En garde! Fencers from Manhattan Fencing Center headed to the 2024 Olympics

local fencers preparing for Olympics
Five top-level fencers from Manhattan Fencing Center are headed to the Big Games in Paris — and they’re aiming for gold.
Photo courtesy of Manhattan Fencing Center

Four fencers from Manhattan Fencing Center are preparing for their Olympic debut.

Like athletes in any international competition, these Big Apple swordsters have spent their entire careers preparing.

As competition day approaches, coaches and fencers from MFC are feeling the pressure and excitement of taking their talents from a Midtown facility on the biggest sporting stage in the world.

olympics fencing contendors training at manhattan fencing
Olympic contestants say they are leaning into the good — and not-so-good — parts of the training process. Photo courtesy of Manhattan Fencing Center

Elizabeth Tartakovsky, a 24-year-old qualifier bound for Paris, spends five days a week on the practice floor, with sessions lasting four hours each. Her preparation includes rigorous strength and conditioning, but what she believes will distinguish her is achieving the right mental state to push herself, trust her talents, and remain resilient.

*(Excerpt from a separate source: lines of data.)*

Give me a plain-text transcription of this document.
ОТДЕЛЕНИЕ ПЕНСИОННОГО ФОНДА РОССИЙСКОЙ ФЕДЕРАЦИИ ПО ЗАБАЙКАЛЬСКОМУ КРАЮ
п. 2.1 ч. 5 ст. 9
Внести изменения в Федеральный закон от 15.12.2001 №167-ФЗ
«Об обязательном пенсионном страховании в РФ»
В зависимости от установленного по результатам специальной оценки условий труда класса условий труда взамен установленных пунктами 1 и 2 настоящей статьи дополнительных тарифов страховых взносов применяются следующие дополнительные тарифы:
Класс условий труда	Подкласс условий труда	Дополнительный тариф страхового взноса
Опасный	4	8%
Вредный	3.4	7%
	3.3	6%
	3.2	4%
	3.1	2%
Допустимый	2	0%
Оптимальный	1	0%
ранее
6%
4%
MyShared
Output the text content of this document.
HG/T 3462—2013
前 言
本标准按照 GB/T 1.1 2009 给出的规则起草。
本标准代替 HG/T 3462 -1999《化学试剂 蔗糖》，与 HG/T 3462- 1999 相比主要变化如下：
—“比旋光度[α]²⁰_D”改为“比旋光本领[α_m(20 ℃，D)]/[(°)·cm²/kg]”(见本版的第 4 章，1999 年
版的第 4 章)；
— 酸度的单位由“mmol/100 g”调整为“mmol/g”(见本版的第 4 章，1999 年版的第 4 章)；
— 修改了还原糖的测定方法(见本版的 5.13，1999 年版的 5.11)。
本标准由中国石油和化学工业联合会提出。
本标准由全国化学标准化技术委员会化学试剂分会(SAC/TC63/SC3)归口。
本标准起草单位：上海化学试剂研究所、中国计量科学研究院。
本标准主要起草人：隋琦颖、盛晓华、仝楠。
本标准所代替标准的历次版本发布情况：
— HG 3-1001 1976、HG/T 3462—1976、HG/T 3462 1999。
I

“The athleticism and technique is something that every athlete on a high level has,” she said. “But as I get closer to the Olympics, it becomes increasingly important to get my mind right and my body rested enough so I can continue to push it to the limits.”

Growing up as an energetic child, Tartakovsky participated in numerous sports: dance, ballet, tennis, swimming — she tried them all. However, it wasn’t until 2008, when she saw her great-uncle and current coach, Yury Gelman, competing on television, that she became captivated by fencing.

“As a younger sibling, it was fun to be able to smack my older sister with a sword and have a way to defend myself,” she said. “I love fencing because it is the perfect mix of athleticism, creativity, and strategy. As my coach says, fencing is all about setting up ‘traps’ and tricking your opponent. It truly is a game of physical chess.”

After years of dedication to her craft, she now gets the chance to represent her family, her coaches and herself on the Olympic stage.

“I have basically been preparing my entire life for this moment so it feels so gratifying that all my hard work paid off. It’s definitely a mix of pressure and excitement,” Tartakovsky told Brooklyn Paper.

Gelman has coached 19 Olympic qualifiers, six of whom were medaled for their achievements. 

“It feels amazing. This is a result of my and my students’ hard work for many years,” he said on the chance to take even more fencers to the Big Games. 

fencing classes
Manhattan Fencing Center offers classes for kids ages 4-16. The classes are unique in that they are broken up by both age and skill, unlike most fencing clubs where kids are thrown into one big class. Photo courtesy of Manhattan Fencing Center

Fencing first started as a military dueling strategy but has since transformed into a game of physical chess where, instead of using wooden pieces to outsmart your opponent, sword fighters use intricate footwork and defenses to strike their enemy.

Athletes compete in one of three disciplines — foil, saber, or epee — named after the weapons used in individual and team matches. (This reporter took a stab at all three during a June 11 visit to MFC.)

Qualifying MFC students include Tartakovsky, Feres Ferjani, Maia Chamberlain Pascaul Di Tella, and Colin Heathcock. The group will be coached by Gelman and Vladimir Lukashenko.

A total of 212 fencers will get a chance at the gold when fencing competitions begin on July 27.